Dr Thorne - Anthony Trollope [208]
All this had happened previous to the great Greshamsbury feud. Mr Oriel gradually got himself into a way of sauntering up to the great house, sauntering into the drawing-room for the purpose, as I am sure he thought, of talking to Lady Arabella, and then of sauntering home again, having usually found an opportunity for saying a few words to Beatrice during the visit. This went on all through the feud up to the period of Lady Arabella’s illness; and then one morning, about a month before the date fixed for Frank’s return, Mr Oriel found himself engaged to Miss Beatrice Gresham.
From the day that Miss Gushing heard of it – which was not, however, for some considerable time after this – she became an Independent Methodist. She could no longer, she said at first, have any faith in any religion; and for an hour or so she was almost tempted to swear that she could no longer have any faith in any man. She had nearly completed a worked cover for a credence-table when the news reached her, as to which, in the young enthusiasm of her heart, she had not been able to remain silent; it had already been promised to Mr Oriel; that promise she swore should not be kept. He was an apostate, she said, from his principles; an utter pervert; a false, designing man, with whom she would never have trusted herself alone on dark mornings had she known that he had such grovelling, worldly inclinations. So Miss Gushing became an Independent Methodist; the credence-table covering was cut up into slippers for the preacher’s feet; and the young thing herself, more happy in this direction than she had been in the other, became the arbiter of that preacher’s domestic happiness.

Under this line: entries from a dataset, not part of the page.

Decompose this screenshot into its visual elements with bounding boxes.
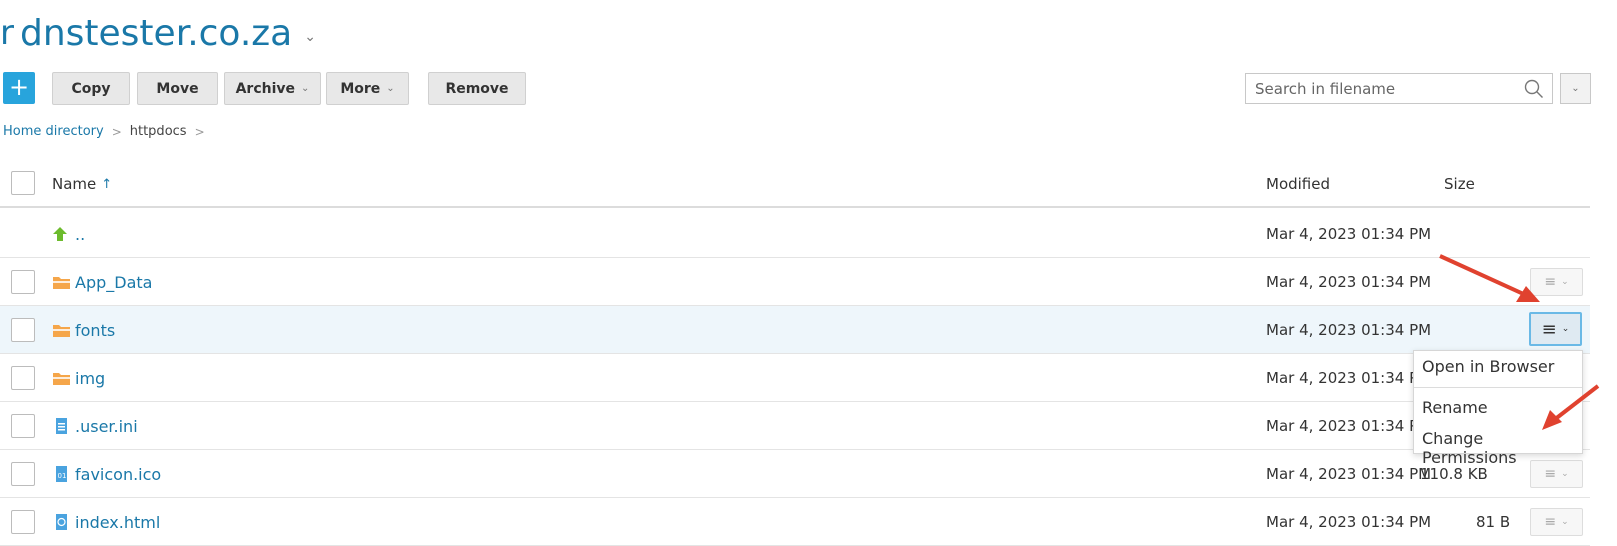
menu-item-rename[interactable]: Rename: [1422, 398, 1488, 417]
file-name: fonts: [75, 320, 116, 340]
modified-cell: Mar 4, 2023 01:34 PM: [1266, 465, 1432, 483]
column-name[interactable]: Name ↑: [52, 160, 112, 208]
file-name-cell[interactable]: .user.ini: [52, 402, 138, 450]
row-menu-button[interactable]: ≡ ⌄: [1530, 508, 1583, 536]
chevron-down-icon: ⌄: [1561, 324, 1570, 334]
more-button-label: More: [340, 80, 381, 97]
table-row[interactable]: img Mar 4, 2023 01:34 P: [0, 354, 1590, 402]
domain-name: dnstester.co.za: [19, 12, 293, 54]
folder-icon: [53, 277, 70, 289]
folder-icon: [53, 325, 70, 337]
file-name: favicon.ico: [75, 464, 162, 484]
column-size[interactable]: Size: [1444, 160, 1475, 208]
modified-cell: Mar 4, 2023 01:34 P: [1266, 417, 1419, 435]
menu-item-change-permissions[interactable]: Change Permissions: [1422, 429, 1582, 467]
domain-title[interactable]: r dnstester.co.za ⌄: [0, 8, 316, 58]
file-name: ..: [75, 224, 86, 244]
file-name: index.html: [75, 512, 161, 532]
chevron-down-icon: ⌄: [1561, 517, 1569, 527]
chevron-down-icon[interactable]: ⌄: [304, 29, 316, 45]
menu-divider: [1414, 387, 1582, 388]
modified-cell: Mar 4, 2023 01:34 PM: [1266, 513, 1432, 531]
copy-button-label: Copy: [71, 80, 111, 97]
table-row[interactable]: fonts Mar 4, 2023 01:34 PM ≡ ⌄: [0, 306, 1590, 354]
breadcrumb-separator: >: [111, 124, 122, 139]
column-modified[interactable]: Modified: [1266, 160, 1330, 208]
breadcrumb-current[interactable]: httpdocs: [130, 124, 187, 139]
column-name-label: Name: [52, 175, 97, 193]
copy-button[interactable]: Copy: [52, 72, 130, 105]
row-checkbox[interactable]: [11, 510, 35, 534]
hamburger-icon: ≡: [1544, 466, 1557, 482]
table-row[interactable]: 01 favicon.ico Mar 4, 2023 01:34 PM 110.…: [0, 450, 1590, 498]
row-checkbox[interactable]: [11, 414, 35, 438]
html-file-icon: [56, 514, 67, 530]
file-name: img: [75, 368, 106, 388]
add-button[interactable]: +: [3, 72, 35, 104]
size-cell: 81 B: [1476, 513, 1511, 531]
breadcrumb-separator: >: [194, 124, 205, 139]
file-name: App_Data: [75, 272, 153, 292]
row-checkbox[interactable]: [11, 318, 35, 342]
modified-cell: Mar 4, 2023 01:34 PM: [1266, 321, 1432, 339]
breadcrumb-home[interactable]: Home directory: [3, 124, 104, 139]
menu-item-open-in-browser[interactable]: Open in Browser: [1422, 357, 1554, 376]
archive-button-label: Archive: [235, 80, 296, 97]
search-icon[interactable]: [1524, 79, 1544, 99]
table-row[interactable]: App_Data Mar 4, 2023 01:34 PM ≡ ⌄: [0, 258, 1590, 306]
table-row[interactable]: .. Mar 4, 2023 01:34 PM: [0, 210, 1590, 258]
remove-button-label: Remove: [445, 80, 509, 97]
search-box: [1245, 73, 1553, 104]
file-name-cell[interactable]: 01 favicon.ico: [52, 450, 161, 498]
table-row[interactable]: index.html Mar 4, 2023 01:34 PM 81 B ≡ ⌄: [0, 498, 1590, 546]
row-checkbox[interactable]: [11, 462, 35, 486]
hamburger-icon: ≡: [1541, 318, 1557, 340]
chevron-down-icon: ⌄: [301, 83, 310, 94]
hamburger-icon: ≡: [1544, 514, 1557, 530]
archive-button[interactable]: Archive ⌄: [224, 72, 321, 105]
modified-cell: Mar 4, 2023 01:34 P: [1266, 369, 1419, 387]
domain-title-lead-glyph: r: [0, 13, 14, 53]
chevron-down-icon: ⌄: [1561, 469, 1569, 479]
file-name: .user.ini: [75, 416, 138, 436]
move-button[interactable]: Move: [137, 72, 218, 105]
text-file-icon: [56, 418, 67, 434]
search-options-button[interactable]: ⌄: [1560, 73, 1591, 104]
file-name-cell[interactable]: App_Data: [52, 258, 152, 306]
move-button-label: Move: [156, 80, 199, 97]
row-checkbox[interactable]: [11, 270, 35, 294]
table-row[interactable]: .user.ini Mar 4, 2023 01:34 P: [0, 402, 1590, 450]
file-name-cell[interactable]: index.html: [52, 498, 160, 546]
file-name-cell[interactable]: img: [52, 354, 105, 402]
modified-cell: Mar 4, 2023 01:34 PM: [1266, 225, 1432, 243]
file-name-cell[interactable]: ..: [52, 210, 85, 258]
folder-icon: [53, 373, 70, 385]
table-header: Name ↑ Modified Size: [0, 160, 1590, 208]
search-input[interactable]: [1246, 74, 1506, 103]
chevron-down-icon: ⌄: [1571, 83, 1580, 94]
sort-ascending-icon: ↑: [101, 176, 113, 192]
select-all-checkbox[interactable]: [11, 171, 35, 195]
hamburger-icon: ≡: [1544, 274, 1557, 290]
svg-text:01: 01: [58, 472, 67, 480]
chevron-down-icon: ⌄: [1561, 277, 1569, 287]
row-checkbox[interactable]: [11, 366, 35, 390]
row-menu-button[interactable]: ≡ ⌄: [1529, 312, 1582, 346]
modified-cell: Mar 4, 2023 01:34 PM: [1266, 273, 1432, 291]
binary-file-icon: 01: [56, 466, 67, 482]
breadcrumb: Home directory > httpdocs >: [3, 124, 213, 139]
chevron-down-icon: ⌄: [386, 83, 395, 94]
remove-button[interactable]: Remove: [428, 72, 526, 105]
row-menu-button[interactable]: ≡ ⌄: [1530, 268, 1583, 296]
row-context-menu: Open in Browser Rename Change Permission…: [1413, 350, 1583, 467]
more-button[interactable]: More ⌄: [326, 72, 409, 105]
file-name-cell[interactable]: fonts: [52, 306, 115, 354]
parent-up-icon: [53, 227, 67, 241]
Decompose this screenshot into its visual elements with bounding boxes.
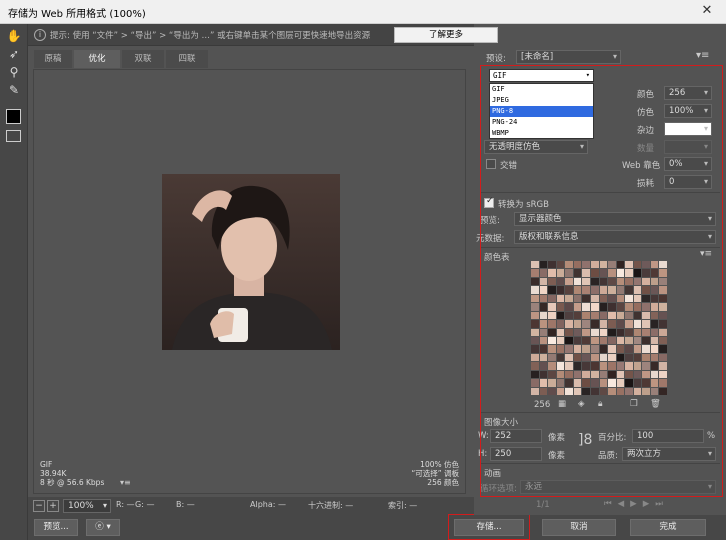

But this little history of Miss Gushing’s future life is premature. Mr Oriel became engaged demurely, nay, almost silently, to Beatrice, and no one out of their own immediate families was at the time informed of the matter. It was arranged very differently from those two other matches – embryo, or not embryo, those, namely, of Augusta with Mr Moffat, and Frank with Mary Thorne. All Barsetshire had heard of them; but that of Beatrice and Mr Oriel was managed in a much more private manner.
‘I do think you are a happy girl,’ said Patience to her one morning.
‘Indeed I am.’
‘He is so good. You don’t know how good he is as yet; he never thinks of himself, and thinks so much of those he loves.’
Beatrice took her friend’s hand in her own and kissed it. She was full of joy. When a girl is about to be married, when she may lawfully talk of her love, there is no music in her ears so sweet as the praises of her lover.
‘I made up my mind from the first that he should marry you.’
‘Nonsense, Patience.’
‘I did, indeed. I made up my mind that he should marry; and there were only two to choose from.’
‘Me and Miss Gushing,’ said Beatrice, laughing.
‘No; not exactly Miss Gushing. I had not many fears for Caleb there.’
‘I declare she’s very pretty,’ said Beatrice, who could afford to be good-natured. Now Miss Gushing certainly was pretty; and would have been very pretty had her nose not turned up so much, and could she have parted her hair in the centre.
‘Well, I am very glad you chose me; – if it was you who chose,’ said Beatrice, modestly; having, however, in her own mind a strong opinion that Mr Oriel had chosen for himself, and had never had any doubt in the matter. ‘And who was the other?’
‘Can’t you guess?’
‘I won’t guess any more; perhaps Mrs Green.’
‘Oh no; certainly not a widow. I don’t like widows marrying. But of course you could guess if you would; of course it was Mary Thorne. But I soon saw Mary would not do, for two reasons; Caleb would never have liked her well enough nor would she ever have liked him.’
‘Not like him! oh, I hope she will; I do so love Mary Thorne.’
‘So do I, dearly; and so does Caleb; but he could never have loved her as he does you.’